2007年11月20日火曜日

謎の整体師

ここしばらく腰痛が長引いて困っていた。普段、どこかが痛いときにかかる整体が今回はまるで効かなかった。この杉並区内の整体は、正直言って変な整体で、身体を引っ張ったり、折り曲げたりするようなことは全くしない。うつぶせか仰向けに寝させられたまま、奇妙な金属棒などで全身の波動か何かを探って、バランスの悪いところを見つけて、ちょこっとさすったり、周辺のツボを痛くない程度に押すぐらいで終了する。

何度通っても何をされているのか分からない。でも、実際に10年来不調だった足の膝裏の関節は一発で直ったし、以前行ったときには腰痛もすぐに回復した。理屈は分からないが、全身のバランスを整える秘策を施しているらしい。

今回の腰痛は、そこに4度も通っても一向に回復せず、整体師に「内臓系の重い病気かも」と脅されてほとほと困っていた。

一般の整形外科でレントゲンを撮影しても特別な異常はなく、ワラにもすがる思いで、人づてに紹介された新たな謎の整体師を訪ねた。

大田区某所の住宅地に謎の整体師はいた。御年80歳近く。やたらと施術前に己の勉強・修行経験を語るのが印象的だったが、要は気功、カイロ、理学療法すべてのいいトコ取りをオリジナルの技に高めたものらしい。

痛いこと、不快なことは一切しないのが特徴だそうで、実際に身体を曲げたり伸ばしたりする作業は僅かで、クライマックスは15分ほどふくらはぎに気を送られること。

仰向けに寝かされているため、足元でふくらはぎを掴まれていることは分かるが、微動だにしない様子に「ひょっとしてオジイチャン寝ちゃったのでは」と不安がよぎる。ところが5分ぐらいして、全身にジュワーッと奇妙な熱気というか何かが充満してくる不思議な感覚を覚え、やたらと気分が爽快になった。

施術後、かすみがちだった視界はやたらと開け、腰も軽くなってびっくり。3日ほどおいて再度整体してもらったら、すっかり快調に戻った。謎の整体師曰く、原因は「歯」とのこと。半年以上にわたって歯医者に通っている間に、首から上の神経系統が不調を興して腰痛を招いたらしい。

効き目があったから信じるしかない。

杉並区の謎の整体も大田区の謎の整体も、当然、医者ではなく、健康保険は使えない。
したがって合計でウン万円に上った今回の腰痛退治作戦費用は「医療費」にはならずに、いわゆる医療費控除の対象にならない。まったく役に立たない整形外科の診察と処方された薬なら医療費控除対象となるのだから、困ったものだ。

整体の世界って、この手の謎のテクニシャンがいっぱい存在するらしい。人体の神秘は一般的な西洋医学の対処療法的な取組みだけでは手に負えないのは確かなのだろう。
私が身をもって経験した2人の謎の整体師のところにも、患者として医師が結構くるらしい。

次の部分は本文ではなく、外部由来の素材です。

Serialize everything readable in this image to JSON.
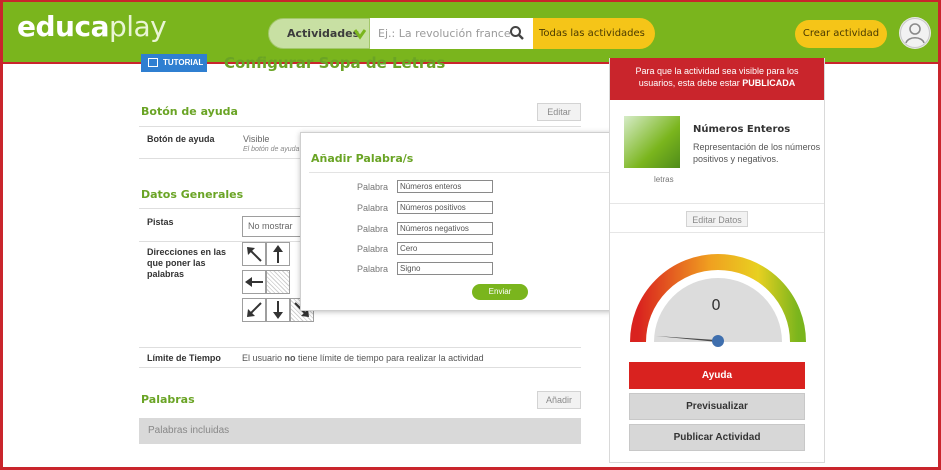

ところで、わけの分からないコンサルタントから定期的に話を聞くだけでも、その費用は会社の税務上、経費として認められる。その一方で、謎の整体師の費用を経費にすることは難しいのが現実だろう。定期的に身体の調子を整えてもらい頭がスッキリするのなら、世の経営者層にとっては経費に出来そうなものだが、税務署的見解では、ホワイトカラーの必要経費である給与所得控除がある以上、認められない公算が強い。